Por conta da produção de tabaco e do risco de perdas durante a cura das folhas, Martini investiu R$ 6 mil em um pequeno gerador. “Já tive prejuízo de R$ 15 mil, pois faltou energia e a ventilação do fumo na estufa foi comprometida”, explica.
“Temos de sair da crítica pela crítica”
Audiências com o Procon, com as agências reguladoras (Agergs), com o Ministério Público, entre prefeitos, representantes comunitários e líderes empresariais. Todas tentativas de aproximação com a RGE se mostraram insuficientes para a solução dos problemas.
“Estamos revendo nossas estratégias. Temos de sair da crítica pela crítica”, argumenta o presidente do Codevat.
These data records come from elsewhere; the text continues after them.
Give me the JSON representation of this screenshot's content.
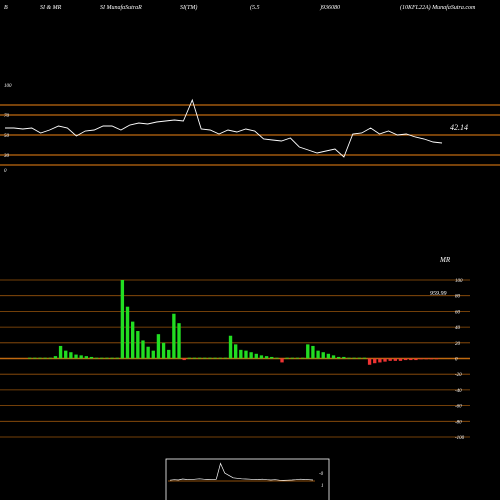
{
  "header": {
    "b": "B",
    "title1": "SI & MR",
    "title2": "SI MunafaSutraR",
    "title3": "SI(TM)",
    "val1": "(5.5",
    "val2": ")936080",
    "site": "(10KFL22A) MunafaSutra.com"
  },
  "colors": {
    "background": "#000000",
    "line": "#ffffff",
    "guide": "#c06a10",
    "up_bar": "#22dd22",
    "down_bar": "#ee3333"
  },
  "chart_data": [
    {
      "type": "line",
      "name": "rsi",
      "y_tick_labels": [
        "100",
        "70",
        "50",
        "30",
        "0"
      ],
      "guide_levels": [
        100,
        80,
        70,
        50,
        30,
        20,
        0
      ],
      "ylim": [
        0,
        100
      ],
      "last_value_label": "42.14",
      "values": [
        57,
        57,
        56,
        57,
        52,
        55,
        59,
        57,
        49,
        54,
        55,
        59,
        59,
        55,
        60,
        62,
        61,
        63,
        64,
        65,
        64,
        85,
        56,
        55,
        51,
        55,
        53,
        56,
        54,
        46,
        45,
        44,
        47,
        38,
        35,
        32,
        34,
        36,
        28,
        51,
        52,
        57,
        51,
        54,
        50,
        51,
        48,
        46,
        43,
        42
      ]
    },
    {
      "type": "bar",
      "name": "mr",
      "title": "MR",
      "value_label": "959.99",
      "y_tick_labels": [
        "100",
        "80",
        "60",
        "40",
        "20",
        "0",
        "-20",
        "-40",
        "-60",
        "-80",
        "-100"
      ],
      "guide_levels": [
        100,
        80,
        60,
        40,
        20,
        0,
        -20,
        -40,
        -60,
        -80,
        -100
      ],
      "ylim": [
        -100,
        100
      ],
      "values": [
        1,
        1,
        1,
        1,
        1,
        3,
        16,
        10,
        8,
        5,
        4,
        3,
        2,
        1,
        1,
        1,
        1,
        1,
        100,
        66,
        47,
        35,
        23,
        15,
        10,
        31,
        20,
        11,
        57,
        45,
        -2,
        1,
        1,
        1,
        1,
        1,
        1,
        1,
        1,
        29,
        18,
        11,
        10,
        8,
        6,
        4,
        3,
        2,
        1,
        -5,
        1,
        1,
        1,
        1,
        18,
        16,
        10,
        8,
        6,
        4,
        2,
        2,
        1,
        1,
        1,
        1,
        -8,
        -6,
        -5,
        -4,
        -3,
        -3,
        -3,
        -2,
        -2,
        -2,
        -1,
        -1,
        -1,
        -1
      ]
    },
    {
      "type": "line",
      "name": "mini",
      "tick_labels": [
        "-0",
        "1"
      ],
      "values": [
        20,
        22,
        21,
        25,
        23,
        22,
        24,
        26,
        24,
        23,
        22,
        24,
        90,
        50,
        40,
        30,
        28,
        26,
        25,
        24,
        22,
        23,
        24,
        22,
        21,
        22,
        20,
        19,
        20,
        21,
        22,
        24,
        23,
        22,
        21
      ]
    }
  ]
}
De acordo com Luciano Marasca, a estratégia definida entre região e coordenação regional da RGE é um diagnóstico das localidades mais vulneráveis.
“Combinamos com os prefeitos para fazermos um levantamento completo da rede de energia pelo Vale. Por meio destes dados, queremos aproximar o diálogo com a concessionária.”
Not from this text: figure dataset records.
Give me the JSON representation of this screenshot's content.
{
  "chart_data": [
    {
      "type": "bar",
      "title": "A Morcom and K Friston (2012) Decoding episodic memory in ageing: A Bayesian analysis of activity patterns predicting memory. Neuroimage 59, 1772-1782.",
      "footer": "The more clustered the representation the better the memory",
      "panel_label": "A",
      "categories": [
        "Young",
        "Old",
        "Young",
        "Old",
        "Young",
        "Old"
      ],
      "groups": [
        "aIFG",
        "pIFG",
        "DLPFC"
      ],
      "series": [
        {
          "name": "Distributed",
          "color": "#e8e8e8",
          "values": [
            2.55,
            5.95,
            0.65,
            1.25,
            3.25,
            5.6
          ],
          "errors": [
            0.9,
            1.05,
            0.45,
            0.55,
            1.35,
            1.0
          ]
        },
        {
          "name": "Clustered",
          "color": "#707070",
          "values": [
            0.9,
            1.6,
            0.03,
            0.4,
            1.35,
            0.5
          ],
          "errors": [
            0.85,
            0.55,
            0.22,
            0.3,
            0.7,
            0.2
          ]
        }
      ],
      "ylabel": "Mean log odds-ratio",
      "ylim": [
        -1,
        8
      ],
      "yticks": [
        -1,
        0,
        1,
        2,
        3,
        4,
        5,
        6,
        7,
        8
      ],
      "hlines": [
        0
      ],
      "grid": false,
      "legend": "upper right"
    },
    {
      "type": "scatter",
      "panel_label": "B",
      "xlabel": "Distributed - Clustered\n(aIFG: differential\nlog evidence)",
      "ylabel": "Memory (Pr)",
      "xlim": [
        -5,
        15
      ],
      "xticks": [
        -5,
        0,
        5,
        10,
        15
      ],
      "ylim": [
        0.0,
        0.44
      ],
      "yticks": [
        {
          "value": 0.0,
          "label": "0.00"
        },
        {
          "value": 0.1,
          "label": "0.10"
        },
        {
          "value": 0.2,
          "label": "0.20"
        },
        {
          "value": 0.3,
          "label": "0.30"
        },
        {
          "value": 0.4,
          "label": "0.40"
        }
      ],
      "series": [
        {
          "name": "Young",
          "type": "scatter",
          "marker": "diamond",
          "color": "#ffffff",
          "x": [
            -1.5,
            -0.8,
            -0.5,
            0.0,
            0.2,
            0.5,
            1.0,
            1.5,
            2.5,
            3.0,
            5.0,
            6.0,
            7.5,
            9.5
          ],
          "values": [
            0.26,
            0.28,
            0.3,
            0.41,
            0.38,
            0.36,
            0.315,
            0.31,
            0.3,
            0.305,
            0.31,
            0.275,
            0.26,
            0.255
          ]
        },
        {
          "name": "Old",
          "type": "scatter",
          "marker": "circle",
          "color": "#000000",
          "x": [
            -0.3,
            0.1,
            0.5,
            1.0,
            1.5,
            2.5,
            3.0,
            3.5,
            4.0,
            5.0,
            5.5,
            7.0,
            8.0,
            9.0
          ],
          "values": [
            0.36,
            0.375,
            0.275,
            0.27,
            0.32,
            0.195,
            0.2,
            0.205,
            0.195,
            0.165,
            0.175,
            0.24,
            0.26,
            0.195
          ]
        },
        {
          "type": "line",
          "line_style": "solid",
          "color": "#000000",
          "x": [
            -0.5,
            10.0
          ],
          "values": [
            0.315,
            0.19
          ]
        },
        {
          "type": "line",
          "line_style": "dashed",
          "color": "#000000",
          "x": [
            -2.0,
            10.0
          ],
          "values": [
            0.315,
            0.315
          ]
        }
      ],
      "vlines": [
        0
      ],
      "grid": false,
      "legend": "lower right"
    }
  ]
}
“A solução virá quando o cliente puder escolher”
O marco regulatório do setor elétrico, em trâmite no Congresso Nacional, é a oportunidade para encerrar com problemas históricos. É o que acredita o presidente da Associação dos Municípios do Vale do Taquari (Amvat) e prefeito de Santa Clara do Sul, Paulo Kohlrausch.
“A solução virá quando o cliente puder escolher. Como foi com a telefonia. Se não estiver satisfeito, troca a operadora.” Para ele, ainda que os líderes locais busquem aproximar o diálogo com a concessionária, há poucas garantias legais para impôr demandas da região.
O trabalho de fiscalização dos contratos, feitos pelas agências reguladoras, pouco contribuem para os clientes. “O argumento se sustenta no contrato com a União e que estão atendendo as obrigações previstas. Isso é pouco para os consumidores.”